R. Luke DuBois: Fashionably Late for the Relationship, 2007-08 (video still), courtesy of The Ringling Museum

R. Luke DuBois: Fashionably Late for the Relationship, 2007-08 (video still courtesy of The Ringling Museum)

What was the driving force behind your Winter 2013-14 programming, integrating visual and performing arts disciplines?

The Ringling Museum’s founding director, A. Everett Austin, Jr. – known throughout the world of art as “Chick” – revolutionized modern museum practice by leading the way in the presentation of performance art in American museums. “The function of a museum,” Chick declared, “is more than merely showing pictures. The museum is the place to integrate the arts and bring them alive.”
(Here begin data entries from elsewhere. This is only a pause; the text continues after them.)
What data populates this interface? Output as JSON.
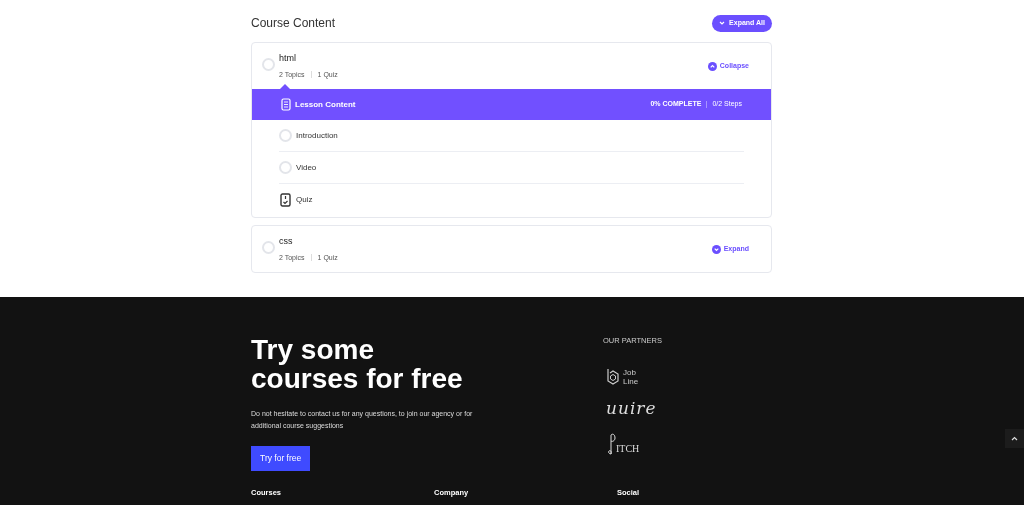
{
  "heading": "Course Content",
  "expand_all": "Expand All",
  "sections": [
    {
      "title": "html",
      "topics": "2 Topics",
      "quiz": "1 Quiz",
      "expanded": true,
      "toggle": "Collapse",
      "lesson_header": {
        "title": "Lesson Content",
        "progress": "0% COMPLETE",
        "steps": "0/2 Steps"
      },
      "items": [
        {
          "kind": "topic",
          "label": "Introduction"
        },
        {
          "kind": "topic",
          "label": "Video"
        },
        {
          "kind": "quiz",
          "label": "Quiz"
        }
      ]
    },
    {
      "title": "css",
      "topics": "2 Topics",
      "quiz": "1 Quiz",
      "expanded": false,
      "toggle": "Expand"
    }
  ],
  "footer": {
    "headline_lines": [
      "Try some",
      "courses for free"
    ],
    "description": "Do not hesitate to contact us for any questions, to join our agency or for additional course suggestions",
    "cta": "Try for free",
    "partners_title": "OUR PARTNERS",
    "partners": [
      {
        "kind": "jobline",
        "lines": [
          "Job",
          "Line"
        ]
      },
      {
        "kind": "script",
        "text": "uuire"
      },
      {
        "kind": "pitch",
        "text": "ITCH"
      }
    ],
    "columns": [
      "Courses",
      "Company",
      "Social"
    ]
  }
}
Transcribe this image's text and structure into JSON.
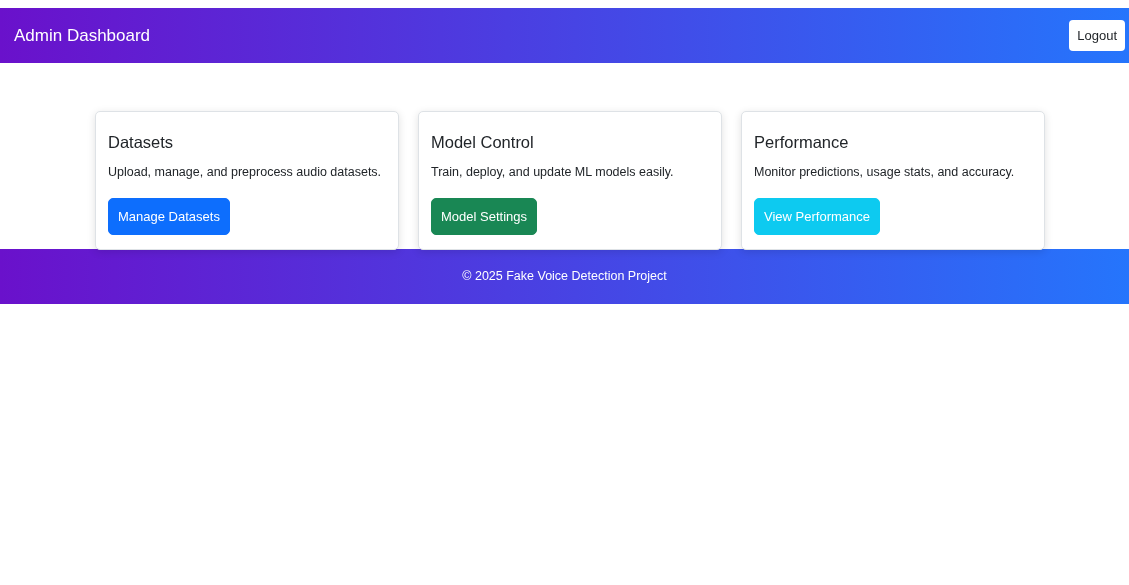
{
  "navbar": {
    "brand": "Admin Dashboard",
    "button": "Logout"
  },
  "cards": [
    {
      "title": "Datasets",
      "text": "Upload, manage, and preprocess audio datasets.",
      "button": "Manage Datasets",
      "color": "#0d6efd"
    },
    {
      "title": "Model Control",
      "text": "Train, deploy, and update ML models easily.",
      "button": "Model Settings",
      "color": "#198754"
    },
    {
      "title": "Performance",
      "text": "Monitor predictions, usage stats, and accuracy.",
      "button": "View Performance",
      "color": "#0dcaf0"
    }
  ],
  "footer": {
    "text": "© 2025 Fake Voice Detection Project"
  }
}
Inspired by Chick’s words, The Ringling launched the Art of Our Time initiative in 2011 with the mission to present exhibitions and performances that exemplify and explore the rich diversity of ideas and forms at play in the world today. For the 2013-14 season we have mounted NOWHERE: Finding Our Way in the 21st Century, a cross-disciplinary journey into the oft-perceived “nowhere” of contemporary culture through a series of dynamic encounters with the art of “here” and “now.” Within that context, New Stages 2014 is a five-part art-of- performance exhibition.